To test whether the microbiota is important for protection against seizures, the researchers analyzed the effects of the ketogenic diet on two types of mice: those reared as germ-free in a sterile laboratory environment and mice treated with antibiotics to deplete gut microbes.
"In both cases, we found the ketogenic diet was no longer effective in protecting against seizures," said lead author Christine Olson, a UCLA graduate student in Hsiao's laboratory. "This suggests that the gut microbiota is required for the diet to effectively reduce seizures."

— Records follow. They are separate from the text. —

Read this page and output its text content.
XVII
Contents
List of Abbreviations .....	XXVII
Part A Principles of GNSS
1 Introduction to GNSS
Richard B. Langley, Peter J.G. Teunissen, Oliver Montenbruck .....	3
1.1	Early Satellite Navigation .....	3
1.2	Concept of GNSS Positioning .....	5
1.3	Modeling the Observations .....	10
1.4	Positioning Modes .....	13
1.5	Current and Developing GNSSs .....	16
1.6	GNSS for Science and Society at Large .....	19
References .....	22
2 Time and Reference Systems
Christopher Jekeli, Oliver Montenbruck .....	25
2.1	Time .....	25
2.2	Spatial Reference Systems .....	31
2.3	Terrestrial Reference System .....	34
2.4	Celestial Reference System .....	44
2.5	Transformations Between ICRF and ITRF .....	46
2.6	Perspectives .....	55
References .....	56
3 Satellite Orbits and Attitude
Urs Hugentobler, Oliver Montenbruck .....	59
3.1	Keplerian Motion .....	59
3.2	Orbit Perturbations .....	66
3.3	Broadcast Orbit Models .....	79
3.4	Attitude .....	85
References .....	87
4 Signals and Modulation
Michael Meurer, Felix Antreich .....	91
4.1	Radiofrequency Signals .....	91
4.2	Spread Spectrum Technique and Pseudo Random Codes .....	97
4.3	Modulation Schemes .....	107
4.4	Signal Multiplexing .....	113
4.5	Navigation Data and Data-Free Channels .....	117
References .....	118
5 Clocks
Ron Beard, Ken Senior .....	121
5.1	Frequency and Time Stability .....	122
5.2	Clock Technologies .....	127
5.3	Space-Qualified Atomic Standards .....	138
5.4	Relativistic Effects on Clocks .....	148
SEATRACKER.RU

The biologists identified the precise order of organic molecules known as nucleotides from the DNA of gut microbiota to determine which bacteria were present and at what levels after the diet was administered. They identified two types of bacteria that were elevated by the diet and play a key role in providing this protection: Akkermansia muciniphila and Parabacteroides species.
With this new knowledge, they studied germ-free mice that were given these bacteria.
"We found we could restore seizure protection if we gave these particular types of bacteria together," Olson said. "If we gave either species alone, the bacteria did not protect against seizures; this suggests that these different bacteria perform a unique function when they are together."
The researchers measured levels of hundreds of biochemicals in the gut, blood and hippocampus, a region of the brain that plays an important role in spreading seizures in the brain. They found that the bacteria that were elevated by the ketogenic diet alter levels of biochemicals in the gut and the blood in ways that affect neurotransmitters in the hippocampus.
How do the bacteria do this? "The bacteria increased brain levels of GABA -- a neurotransmitter that silences neurons -- relative to brain levels of glutamate, a neurotransmitter that activates neurons to fire," said co-author Helen Vuong, a postdoctoral scholar in Hsiao's laboratory.
"This study inspires us to study whether similar roles for gut microbes are seen in people that are on the ketogenic diet," Vuong said.
"The implications for health and disease are promising, but much more research needs to be done to test whether discoveries in mice also apply to humans," said Hsiao, who has helped to develop a company that will examine the potential clinical applications of her laboratory's findings.